L'Ecole des Beaux-Arts de Paris, devenue musée national, possède quatre dessins de Léonard dans son immense collection : elle les montre en ce moment parmi d'autres travaux sur papier de la renaissance italienne dans le cabinet des dessins Jean Bonna (jusqu'au 19 avril). L'un d'eux est une merveille essentielle qui aide à comprendre la genèse du premier véritable chef d'oeuvre (inachevé) du jeune maître de 29 ans. Il s'agit de la Feuille d'études pour l'Adoration des mages (plume et encre brune sur tracé préliminaire à la pointe de plomb, 17, 9 x 26, 3 cm). Nous sommes en 1481, Léonard a déjà peint la Madone Benois du musée de l'Ermitage. Sa charmante Sainte Vierge s'apparente alors à la tête de l'ange qu'il a peint pour le Baptême du Christ de Verrochio : même ligne de lyre du visage, même menton avancé ; quant à sa coiffure, elle est directement empruntée à Verrochio dont l'influence est encore grande. Pour son Adoration des mages commandée par les moines augustins du monastère de San Donato à Scopeto près de Florence, Léonard va être lui-même. Sa nouvelle Marie porte une coiffure considérablement simplifiée, elle a le front haut et pur, et surtout elle ne rit plus. Son sourire empreint d'une sereine et douce mélancolie annonce les futurs inimitables sourires léonardesques.
Mais surtout, pour cette prodigieuse Adoration du musée des Office qui défie le regard des spectateurs par sa richesse iconographique et sa complexité, Léonard a décidé de renouveler complètement le thème. Il veut retourner aux sources du christianisme, aux Evangiles, aux Apocryphes et « tout redécouvrir » comme l'a écrit André Chastel. Il lui faut rendre compte de la grandeur de l'évènement : cette Epiphanie est à l'origine d'un bouleversement complet de l'histoire du monde. D'innombrables figures devront le signifier autour de la Vierge et l'Enfant, et Léonard les a cherchées dans une vingtaine de feuilles d'études, dont celle-ci. Il les a cherchées en appliquant sa devise : « Hostinato rigore ». L'important pour lui est moins la représentation des mages eux-mêmes, que les figures symboliques exprimant le bouleversement entraîné par la naissance de Jésus. Aucune de celles tracées sur la feuille (d'abord à la pointe de plomb, puis à la plume) ne sera reportée telle quelle sur le tableau. Cependant on voit, à gauche, un homme nu les bras croisés qui médite : c'est le même, habillé, que l'on reconnaît à l'extrême gauche du tableau des Offices : saint Joseph ou un philosophe selon les auteurs.

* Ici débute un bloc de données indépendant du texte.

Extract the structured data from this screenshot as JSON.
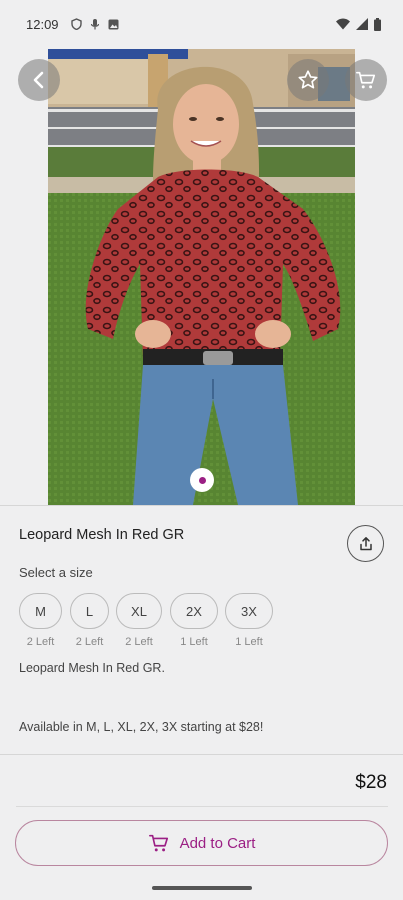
{
  "status_bar": {
    "time": "12:09",
    "left_icons": [
      "shield-icon",
      "mic-icon",
      "image-icon"
    ],
    "right_icons": [
      "wifi-icon",
      "signal-icon",
      "battery-icon"
    ]
  },
  "top_nav": {
    "back_icon": "chevron-left-icon",
    "favorite_icon": "star-outline-icon",
    "cart_icon": "cart-icon"
  },
  "gallery": {
    "image_description": "product-photo",
    "current_page": 1,
    "total_pages": 1
  },
  "product": {
    "title": "Leopard Mesh In Red GR",
    "share_icon": "share-icon",
    "size_prompt": "Select a size",
    "sizes": [
      {
        "label": "M",
        "stock": "2 Left"
      },
      {
        "label": "L",
        "stock": "2 Left"
      },
      {
        "label": "XL",
        "stock": "2 Left"
      },
      {
        "label": "2X",
        "stock": "1 Left"
      },
      {
        "label": "3X",
        "stock": "1 Left"
      }
    ],
    "description_line1": "Leopard Mesh In Red GR.",
    "description_line2": "Available in M, L, XL, 2X, 3X starting at $28!",
    "price": "$28"
  },
  "cart_button": {
    "label": "Add to Cart",
    "icon": "cart-icon"
  },
  "colors": {
    "accent": "#9b1f84",
    "background": "#efeff0"
  }
}
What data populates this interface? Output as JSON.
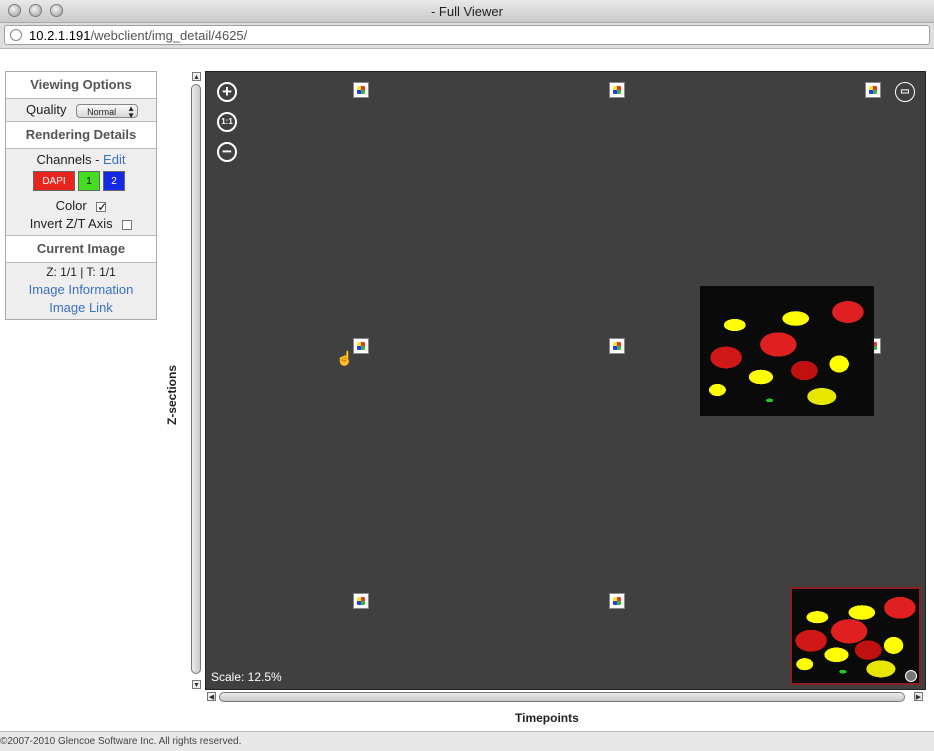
{
  "window": {
    "title": "- Full Viewer"
  },
  "url": {
    "host": "10.2.1.191",
    "path": "/webclient/img_detail/4625/"
  },
  "panel": {
    "viewing_options": "Viewing Options",
    "quality_label": "Quality",
    "quality_value": "Normal",
    "rendering_details": "Rendering Details",
    "channels_label": "Channels -",
    "channels_edit": "Edit",
    "channels": [
      {
        "label": "DAPI",
        "color": "#e8241c",
        "text_color": "#ffffff"
      },
      {
        "label": "1",
        "color": "#44dd22",
        "text_color": "#000000"
      },
      {
        "label": "2",
        "color": "#1428e6",
        "text_color": "#ffffff"
      }
    ],
    "color_label": "Color",
    "color_checked": true,
    "invert_label": "Invert Z/T Axis",
    "invert_checked": false,
    "current_image": "Current Image",
    "zt_status": "Z: 1/1 | T: 1/1",
    "image_information": "Image Information",
    "image_link": "Image Link"
  },
  "viewer": {
    "background": "#404040",
    "zoom_in": "+",
    "zoom_reset": "1:1",
    "zoom_out": "−",
    "scale": "Scale: 12.5%"
  },
  "axes": {
    "z_label": "Z-sections",
    "t_label": "Timepoints"
  },
  "footer": {
    "copyright": "©2007-2010 Glencoe Software Inc. All rights reserved."
  }
}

De même, deux groupes de figures, au centre de la feuille et à droite, lèvent les yeux ou le bras : ceux-là observent l'étoile qui a guidé les mages et s'est arrêtée au dessus de la crèche. Les uns et les autres constituent de la matière première en vue du tableau. Kenneth Clark a insisté sur le fait que Léonard procédait par transformations successives des thèmes. Les feuilles d'esquisses telles que celle des Beaux-Arts constituaient à ses yeux des « excavations de pensées sorties de terre » et étaient pour lui « ce qui nous renseigne le mieux sur son art ». Dans la préparation de l'oeuvre magistrale des Offices, réalisée en sept mois de mars à septembre 1481 et laissée inachevée (ce sera une habitude chez le maître), il n'y a pas de rupture entre les idées jetées sur le papier et leur mise à l'épreuve, dans le tableau, à la pointe du pinceau. Chez Léonard, les moyens entre mode graphique et peinture étaient absolument solidaire les uns des autres. L'Adoration des mages est un chef d'oeuvre, né notamment dans la feuille exposée quai Malaquais. C'est un grand privilège et une émotion rare que de pouvoir la contempler de près.